Now, I would like to write the optimal control $\mathbf{u}^{*}(t)$ in a feedback form, i.e. something like: $$ \mathbf{u}^{*}(t) = -K(t)\mathbf{x}(t)$$
Can anyone show me how to do it? What is the gain $K(t)$ in this case? Can I write it in terms of the Gramian matrix?

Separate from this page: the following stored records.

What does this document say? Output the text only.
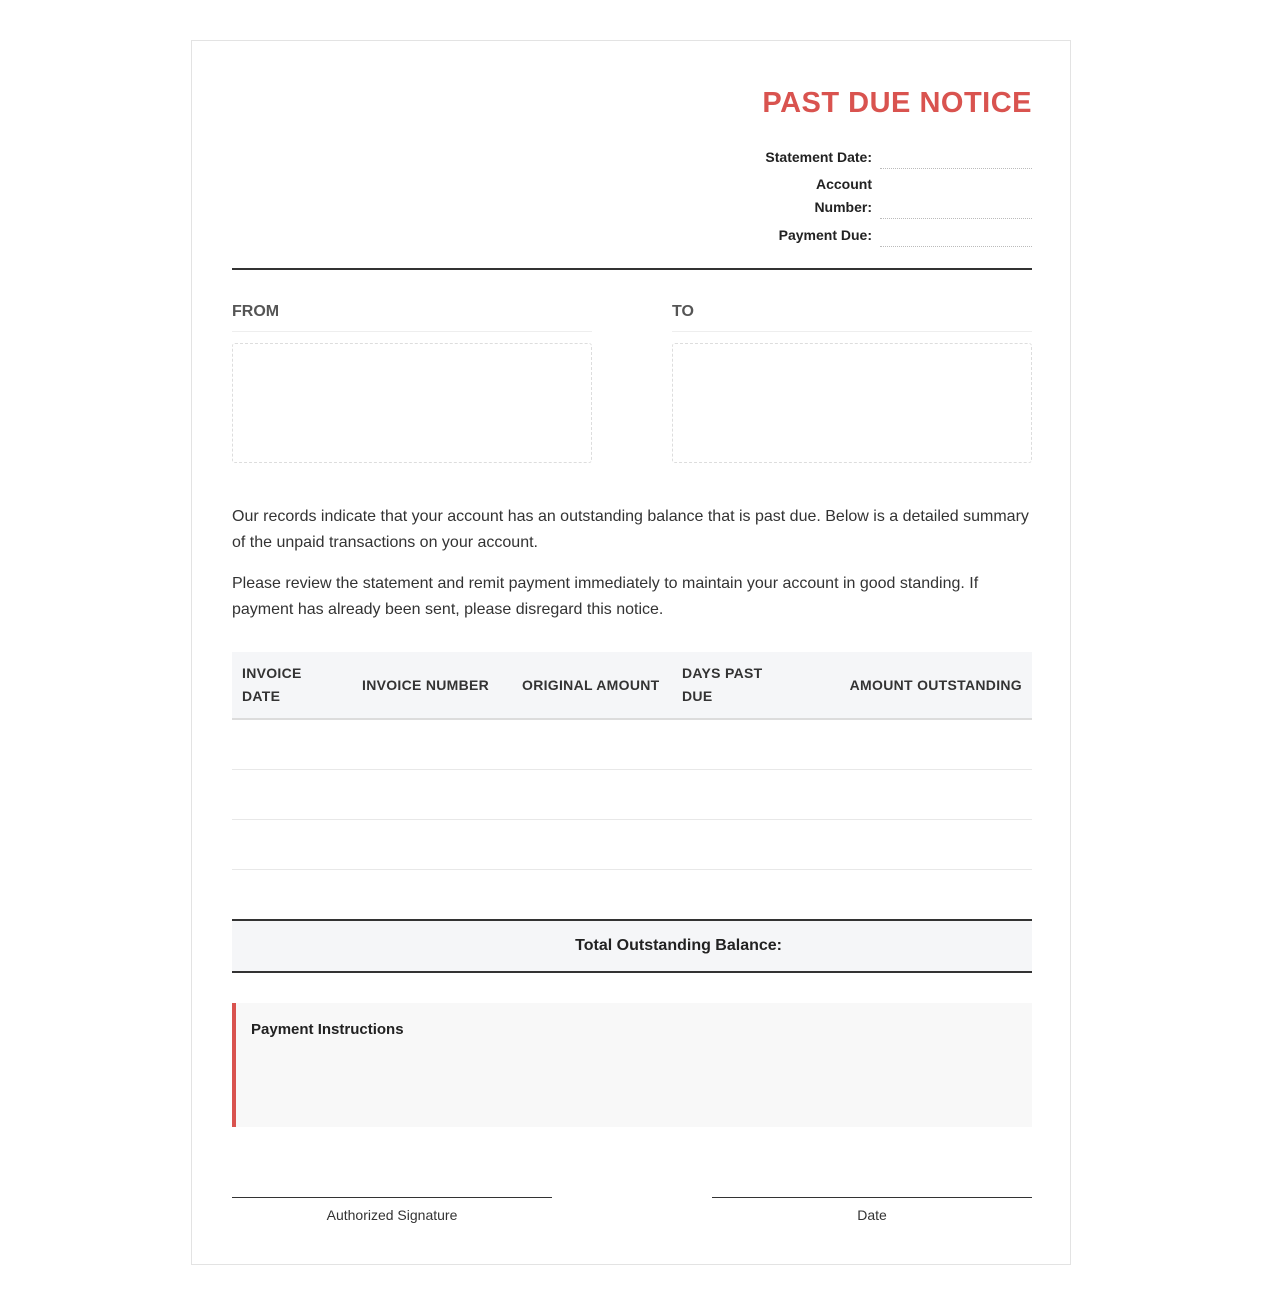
PAST DUE NOTICE
Statement Date:
Account Number:
Payment Due:
FROM	TO

Our records indicate that your account has an outstanding balance that is past due. Below is a detailed summary of the unpaid transactions on your account.

Please review the statement and remit payment immediately to maintain your account in good standing. If payment has already been sent, please disregard this notice.

INVOICE DATE	INVOICE NUMBER	ORIGINAL AMOUNT	DAYS PAST DUE	AMOUNT OUTSTANDING

Total Outstanding Balance:
Payment Instructions
Authorized Signature	Date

In order to do this you can use a slightly more general expression. Namely, the expression for the input that drives the state from $x(t_i) = x_i$ to $x(t_f) = x_f$, which is given by
\begin{align} W(t) &= \int_0^t e^{A\,\tau} B\,B^\top e^{A^\top \tau} d\tau, \tag{1} \\ u(t) &= B^\top e^{A^\top (t_f - t)}\,W(t_f-t_i)^{-1}\left(x_f - e^{A\,(t_f-t_i)} x_i\right). \tag{2} \end{align}
Note that one gets your equation when one uses $t_i = 0$ and $x_i = 0$ in $(2)$.
In order to get a feedback policy one can replace $t_i$ and $x_i$ in $(2)$ with $t$ and $x(t)$ respectively, yielding
$$ u(t) = B^\top e^{A^\top (t_f - t)}\,W(t_f-t)^{-1}\left(x_f - e^{A\,(t_f-t)} x(t)\right). \tag{3} $$
The expression from $(3)$ can be seen as evaluating $(2)$ using $t_i$ equal to the current value of $t$ and only evaluating $u(t)$ at this current time.
It can be noted that $W(0) = 0$, thus in the limit of $t$ to $t_f$ the expression for $W(t_f-t)^{-1}$ in $(3)$ blows up.